When a Company Is No Longer That into You
November 14, 2013 Editor 0
Companies are often better at romancing than they are at long-term commitment.
I entered a relationship with Lowe’s almost four years ago. Sure, we’d been acquaintances. I’d seen it when I went to the store next door. I even visited once to buy a hard-to-find light bulb.
But then I bought a house.
Suddenly, Lowe’s was there for me. Before long, I found myself there every weekend — buying everything from plumbing supplies to paint to appliances. When I had an issue, Lowe’s had the answer in stock. And, after a year, I was ready to take our relationship to the next level: a backyard fence.
Lowe’s listened to my needs. They understood what I wanted and offered to help. And, when I decided to buy, the salesman even came to my house on a Sunday afternoon to seal the deal. Soon, they were in my backyard, installing the fence. And Lowe’s offered to answer any questions I had. “Be sure to give us a call if anything ever goes wrong,” they cheerfully told me as they drove away.
It was around a year later that I had to make that call, when my gate opener quit working. Lowe’s didn’t come running immediately like before, but I understood. They had other customers, too. A few days later, someone was out on my property to check things out.
I was in luck. I was in the grace period of my warranty, so Lowe’s would cover the repair completely. I was grateful.
First, we resolved a paperwork issue. Then some weeks passed by.
Every time I looked outside, I thought about Lowe’s, but I knew they’d call soon. Finally, after the weeks had turned into multiple months, I called them. The company that made the gate opener was no longer one of Lowe’s suppliers, but they were figuring out how to get in touch. More months pass. I called again. They had sent an order out to the company, but it was rejected. They were going to resubmit, since it was a warranty replacement. They’d call when they had news.
More months. More calls. The part was in, and a repairman was scheduled to come over. When he did, though, they noticed that the gate’s hinges were breaking and the battery was dead. Not to worry: they’d fix both.
More weeks. Then months. I called. No one answered. I left messages for the department manager. No one called back. Finally, I talked to the store manager. He said he’d get to the bottom of it. No one ever called back.
Just when I’d almost given up, I got through. They’d taken so long, I was told, because the hinges I had were no longer being made.
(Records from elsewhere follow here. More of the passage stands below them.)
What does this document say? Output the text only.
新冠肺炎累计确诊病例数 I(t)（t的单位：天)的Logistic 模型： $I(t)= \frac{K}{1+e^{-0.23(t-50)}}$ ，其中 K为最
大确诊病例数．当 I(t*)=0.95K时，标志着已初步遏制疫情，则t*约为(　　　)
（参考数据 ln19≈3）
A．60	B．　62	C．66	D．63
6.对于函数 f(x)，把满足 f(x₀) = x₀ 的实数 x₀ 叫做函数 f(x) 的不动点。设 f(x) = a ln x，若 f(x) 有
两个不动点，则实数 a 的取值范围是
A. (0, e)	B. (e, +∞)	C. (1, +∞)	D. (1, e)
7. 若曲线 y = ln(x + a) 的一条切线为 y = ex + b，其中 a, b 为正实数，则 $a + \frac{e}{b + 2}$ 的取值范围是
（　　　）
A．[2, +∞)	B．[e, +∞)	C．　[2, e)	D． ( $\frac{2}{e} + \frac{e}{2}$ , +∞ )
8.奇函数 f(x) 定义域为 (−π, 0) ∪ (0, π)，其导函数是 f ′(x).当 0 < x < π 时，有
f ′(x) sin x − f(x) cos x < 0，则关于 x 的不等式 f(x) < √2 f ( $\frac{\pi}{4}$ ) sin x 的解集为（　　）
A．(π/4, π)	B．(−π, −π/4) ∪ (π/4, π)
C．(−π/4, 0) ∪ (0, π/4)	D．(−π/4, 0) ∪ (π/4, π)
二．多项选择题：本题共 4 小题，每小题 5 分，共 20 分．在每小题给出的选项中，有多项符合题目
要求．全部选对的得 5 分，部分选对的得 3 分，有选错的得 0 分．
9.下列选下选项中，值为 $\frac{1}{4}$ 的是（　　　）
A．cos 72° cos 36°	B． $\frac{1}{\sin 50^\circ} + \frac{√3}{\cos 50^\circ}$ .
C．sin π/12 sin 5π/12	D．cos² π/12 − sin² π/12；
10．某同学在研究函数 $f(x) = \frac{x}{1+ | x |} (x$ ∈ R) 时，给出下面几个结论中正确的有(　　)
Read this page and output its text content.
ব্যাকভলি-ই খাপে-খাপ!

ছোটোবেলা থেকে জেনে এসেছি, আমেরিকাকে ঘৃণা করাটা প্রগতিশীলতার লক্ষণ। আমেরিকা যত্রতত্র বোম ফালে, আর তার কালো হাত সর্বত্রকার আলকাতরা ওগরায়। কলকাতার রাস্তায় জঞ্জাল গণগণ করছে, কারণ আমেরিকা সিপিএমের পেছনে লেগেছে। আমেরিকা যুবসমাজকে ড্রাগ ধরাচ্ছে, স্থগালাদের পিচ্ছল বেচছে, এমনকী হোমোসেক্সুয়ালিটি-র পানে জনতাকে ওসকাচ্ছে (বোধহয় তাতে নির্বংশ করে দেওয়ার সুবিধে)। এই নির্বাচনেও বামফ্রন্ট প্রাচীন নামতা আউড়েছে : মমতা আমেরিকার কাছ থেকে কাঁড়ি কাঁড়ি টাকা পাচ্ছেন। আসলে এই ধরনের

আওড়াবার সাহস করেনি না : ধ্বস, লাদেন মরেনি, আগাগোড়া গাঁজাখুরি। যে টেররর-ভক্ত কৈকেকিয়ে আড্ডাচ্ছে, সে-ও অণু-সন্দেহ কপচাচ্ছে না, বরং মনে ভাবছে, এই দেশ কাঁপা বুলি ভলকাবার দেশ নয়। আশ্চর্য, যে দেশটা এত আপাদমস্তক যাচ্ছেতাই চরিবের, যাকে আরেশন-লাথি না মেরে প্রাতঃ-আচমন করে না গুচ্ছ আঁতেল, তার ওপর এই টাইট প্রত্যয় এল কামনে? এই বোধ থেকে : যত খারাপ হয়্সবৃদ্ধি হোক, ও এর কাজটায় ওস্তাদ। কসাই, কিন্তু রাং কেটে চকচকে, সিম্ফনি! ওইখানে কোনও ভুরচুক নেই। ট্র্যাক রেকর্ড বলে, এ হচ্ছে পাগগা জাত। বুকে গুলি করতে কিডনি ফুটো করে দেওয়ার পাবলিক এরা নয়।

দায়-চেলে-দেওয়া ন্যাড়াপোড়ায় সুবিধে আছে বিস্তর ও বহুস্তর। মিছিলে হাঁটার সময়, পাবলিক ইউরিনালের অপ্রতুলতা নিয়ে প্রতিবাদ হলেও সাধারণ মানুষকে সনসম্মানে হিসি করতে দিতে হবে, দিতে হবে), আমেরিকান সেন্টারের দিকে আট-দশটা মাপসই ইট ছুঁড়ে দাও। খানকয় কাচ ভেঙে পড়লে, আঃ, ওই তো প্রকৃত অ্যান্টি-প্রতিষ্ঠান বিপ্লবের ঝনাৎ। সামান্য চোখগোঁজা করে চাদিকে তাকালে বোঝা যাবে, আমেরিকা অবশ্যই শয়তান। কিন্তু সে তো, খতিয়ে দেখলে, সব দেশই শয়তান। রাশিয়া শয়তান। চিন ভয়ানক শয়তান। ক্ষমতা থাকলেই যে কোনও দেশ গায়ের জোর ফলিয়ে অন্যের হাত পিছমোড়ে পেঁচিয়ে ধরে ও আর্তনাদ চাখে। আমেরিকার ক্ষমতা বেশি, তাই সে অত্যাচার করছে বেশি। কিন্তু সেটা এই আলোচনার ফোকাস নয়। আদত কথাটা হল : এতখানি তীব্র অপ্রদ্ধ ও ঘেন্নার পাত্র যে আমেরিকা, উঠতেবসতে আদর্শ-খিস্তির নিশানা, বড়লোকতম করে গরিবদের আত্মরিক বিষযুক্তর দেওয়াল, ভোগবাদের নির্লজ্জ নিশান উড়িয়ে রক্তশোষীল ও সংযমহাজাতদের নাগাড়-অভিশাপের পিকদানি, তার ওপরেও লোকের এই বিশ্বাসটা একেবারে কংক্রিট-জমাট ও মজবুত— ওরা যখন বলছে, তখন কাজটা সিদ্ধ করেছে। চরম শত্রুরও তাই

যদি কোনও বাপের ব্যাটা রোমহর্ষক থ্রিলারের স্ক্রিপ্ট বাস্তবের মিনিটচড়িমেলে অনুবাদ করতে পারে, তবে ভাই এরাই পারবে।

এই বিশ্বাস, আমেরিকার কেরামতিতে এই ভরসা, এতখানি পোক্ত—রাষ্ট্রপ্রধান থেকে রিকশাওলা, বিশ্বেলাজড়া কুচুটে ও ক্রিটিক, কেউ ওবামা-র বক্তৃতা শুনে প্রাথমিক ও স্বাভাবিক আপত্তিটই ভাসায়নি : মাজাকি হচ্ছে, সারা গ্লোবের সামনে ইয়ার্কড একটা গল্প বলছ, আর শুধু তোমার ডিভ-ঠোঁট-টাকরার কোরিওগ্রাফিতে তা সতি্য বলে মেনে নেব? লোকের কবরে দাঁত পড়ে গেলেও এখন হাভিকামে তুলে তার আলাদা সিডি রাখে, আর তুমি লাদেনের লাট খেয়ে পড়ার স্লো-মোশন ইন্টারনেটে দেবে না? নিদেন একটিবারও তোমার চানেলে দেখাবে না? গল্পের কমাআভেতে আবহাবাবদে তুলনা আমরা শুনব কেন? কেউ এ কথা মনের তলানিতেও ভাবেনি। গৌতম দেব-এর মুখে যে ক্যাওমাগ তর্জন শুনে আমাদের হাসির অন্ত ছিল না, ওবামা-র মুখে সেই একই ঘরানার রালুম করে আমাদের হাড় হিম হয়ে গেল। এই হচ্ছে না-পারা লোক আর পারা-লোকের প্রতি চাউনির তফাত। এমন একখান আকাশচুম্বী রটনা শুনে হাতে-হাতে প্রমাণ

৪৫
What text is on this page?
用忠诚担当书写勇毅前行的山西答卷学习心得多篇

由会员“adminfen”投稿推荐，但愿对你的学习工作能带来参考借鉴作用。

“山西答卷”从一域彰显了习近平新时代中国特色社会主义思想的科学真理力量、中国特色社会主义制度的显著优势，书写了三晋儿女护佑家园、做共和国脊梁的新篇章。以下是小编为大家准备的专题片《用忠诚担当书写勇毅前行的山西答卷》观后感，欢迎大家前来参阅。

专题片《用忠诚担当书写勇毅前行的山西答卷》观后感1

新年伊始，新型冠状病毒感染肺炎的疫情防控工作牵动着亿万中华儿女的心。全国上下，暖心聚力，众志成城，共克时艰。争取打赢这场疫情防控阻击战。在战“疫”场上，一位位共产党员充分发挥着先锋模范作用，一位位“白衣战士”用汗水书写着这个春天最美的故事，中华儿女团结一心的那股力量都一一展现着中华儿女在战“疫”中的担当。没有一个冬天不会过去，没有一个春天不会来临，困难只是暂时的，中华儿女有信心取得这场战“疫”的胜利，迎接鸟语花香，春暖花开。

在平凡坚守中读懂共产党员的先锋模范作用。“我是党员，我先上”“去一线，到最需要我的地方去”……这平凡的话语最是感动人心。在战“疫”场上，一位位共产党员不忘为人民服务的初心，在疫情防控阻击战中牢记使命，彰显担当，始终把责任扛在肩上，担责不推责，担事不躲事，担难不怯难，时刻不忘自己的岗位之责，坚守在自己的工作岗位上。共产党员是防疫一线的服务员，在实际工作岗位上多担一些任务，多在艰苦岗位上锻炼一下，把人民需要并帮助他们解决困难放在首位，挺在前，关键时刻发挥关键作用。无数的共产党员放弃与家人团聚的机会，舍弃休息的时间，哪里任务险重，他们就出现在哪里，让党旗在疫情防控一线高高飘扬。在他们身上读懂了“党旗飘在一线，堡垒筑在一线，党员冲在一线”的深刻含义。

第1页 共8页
I’d take any hinges they had in stock, I told them, even in a different color. He said they’d replace it in short order.
Days. Weeks. A month. I called. The manager wasn’t in. So I went in person. The team seemed surprised they’d never fixed it. So they walked me over and showed me the hinges they had in stock. They said they’d have a repairperson over later in the week. I called the next day and was again assured it was a priority.
Last month, the one-year anniversary of my broken gate came and went. I didn’t even get a phone call from Lowe’s. Perhaps I could get the store to fix it if I wanted to take some time off work and hang around outside their place until they have time to talk to me. But I don’t want to become “that guy.”
The deterioration of my personal relationship with Lowe’s points toward a larger issue companies face: companies struggle with relationship management. In my situation, the salesperson was great. The install/repairperson seemed helpful and dedicated. The department manager seemed to genuinely want to help. But if this is a hardworking team trying to do a good job, then, how could my experience have gone so wrong?
- Communications is not considered an important part of the work flow. For this team, communications is not a primary job function. Even when they were working diligently on my behalf, I wasn’t kept in the loop. From their perspective, they may have been working toward a resolution of my problem at many points along the way. But that was rarely translated to me.
- The infrastructure is designed from the company’s perspective rather than the customer’s. The company is most interested in the customer touchpoints at which it derives the most immediate value. The department that sold me the fencing is called “installed sales.” When I encountered a problem, the department I had to take it up with was, again, “installed sales.” I feared I wouldn’t be a priority from the moment I figured that out.
- Success is measured primarily by sales. My guess is that this “installed sales” team at Lowe’s is measured–and rewarded–by, well, sales. By that logic, I can’t blame the professionals on that team for putting me at the bottom of their to-do list. From what I could tell, their schedule stays busy, selling and installing.
- A sale is the climax for the company but often a milestone in an ongoing relationship for the customer. For most companies, the focus is on driving the customer to the point of purchase. Little emphasis is placed on that customer as a human being with an ongoing relationship beyond those purchases. Yet, the relationship Lowe’s had been building with me would likely have led to loyalty as my go-to resource for home improvement.
Service and communication throughout the customer experience is key to building sustained relationships and driving customer recommendations. Companies often don’t realize the impact their philosophy on relationships has on customers’ lives and the company’s reputation over time. Only when serving the customer who has made a commitment becomes as significant a priority as driving the customer to that choice will a company be able to sustain the sort of customer loyalty it seeks.